La création récente du Consortium de valorisation thématique (CVT) « Valorisation Sud » participe de cette volonté de valoriser les résultats de la recherche avec le Sud : ce consortium, le seul à ne pas être thématique mais transversal, bénéficie d'un financement de 9 millions d'euros sur la période 2012-2020 dans le cadre des «Investissements d'avenir» 146 ( * ) . Il vise à dynamiser le transfert des technologies et savoir-faire issus de l'ensemble des laboratoires de recherche français, présentant un intérêt socio-économique pour les pays en développement.

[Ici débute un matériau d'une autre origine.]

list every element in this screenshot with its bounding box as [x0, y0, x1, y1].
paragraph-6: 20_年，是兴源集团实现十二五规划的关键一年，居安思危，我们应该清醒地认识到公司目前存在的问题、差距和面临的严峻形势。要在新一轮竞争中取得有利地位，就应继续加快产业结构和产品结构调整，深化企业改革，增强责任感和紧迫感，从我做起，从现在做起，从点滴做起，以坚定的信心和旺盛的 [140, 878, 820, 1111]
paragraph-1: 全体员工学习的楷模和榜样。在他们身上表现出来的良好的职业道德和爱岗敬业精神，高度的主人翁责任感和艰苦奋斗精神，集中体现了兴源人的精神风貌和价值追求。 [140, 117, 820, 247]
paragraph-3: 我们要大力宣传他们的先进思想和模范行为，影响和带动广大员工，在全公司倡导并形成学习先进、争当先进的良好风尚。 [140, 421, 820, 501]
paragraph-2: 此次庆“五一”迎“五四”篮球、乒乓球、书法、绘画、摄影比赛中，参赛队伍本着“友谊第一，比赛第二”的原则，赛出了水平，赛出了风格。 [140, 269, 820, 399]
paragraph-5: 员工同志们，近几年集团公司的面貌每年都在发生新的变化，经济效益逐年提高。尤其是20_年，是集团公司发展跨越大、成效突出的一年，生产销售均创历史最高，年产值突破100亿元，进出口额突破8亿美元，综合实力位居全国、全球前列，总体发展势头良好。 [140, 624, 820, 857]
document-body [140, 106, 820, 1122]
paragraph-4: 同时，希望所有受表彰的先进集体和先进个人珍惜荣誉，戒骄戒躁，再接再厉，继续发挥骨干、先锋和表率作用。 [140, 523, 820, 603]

Dans le cadre de l'AIRD, le Cirad, l'Institut Pasteur, l'Institut de recherche pour le développement (IRD) se sont ainsi associés à quatre universités d'outre-mer 147 ( * ) pour constituer ce consortium. Il s'agit essentiellement de protéger les inventions en constituant un portefeuille de brevets, de logiciels et de certificats d'obtention végétale (COV), générateur de revenus pour la commercialisation de ces technologies avec le Sud et au Sud. Le CVT « Valorisation Sud » a vocation à contribuer à la croissance économique de la France et de ses territoires d'outre-mer en adressant de nouveaux marchés, mais, en même temps à favoriser le développement des pays du Sud . Il leur offre en effet des opportunités et des services « à la carte » : aide à la gestion de la propriété intellectuelle ; constitution d'un portefeuille de brevets avec mandat de valorisation ; marketing et promotion des technologies ; maturation pré-industrielle, gestion de projets, contrats de licence ; conseil pour la création d'entreprises innovantes...
M. Michel Laurent, président de l'IRD, a précisé à votre mission que, dans la cadre de ce CVT, près de 20% des brevets pris par l' IRD étaient en copropriété avec le Sud. Il a indiqué que l'objectif de l'IRD était de porter cette part à 50 %.
Votre mission considère qu'en effet, la relation doit être partenariale jusqu'au bout de la chaîne, donc jusqu'au dépôt de brevets.
Dans cet esprit, votre mission préconise de renforcer le soutien à toute nouvelle opportunité de valorisation de la recherche française en faveur du développement des pays du Sud.
Se fondant sur une pleine mise au service du développement de ses partenariats de recherche, la France pourrait mieux faire connaître son offre partenariale, à l'égard des pays du Sud comme auprès de ses partenaires bailleurs .
* 145 Cf. supra.
* 146 La convention de financement de ce CVT a été signée avec l'Agence nationale de la recherche (ANR) le 17 décembre 2012.
* 147 La Réunion, Antilles-Guyane, Nouvelle-Calédonie et Polynésie française.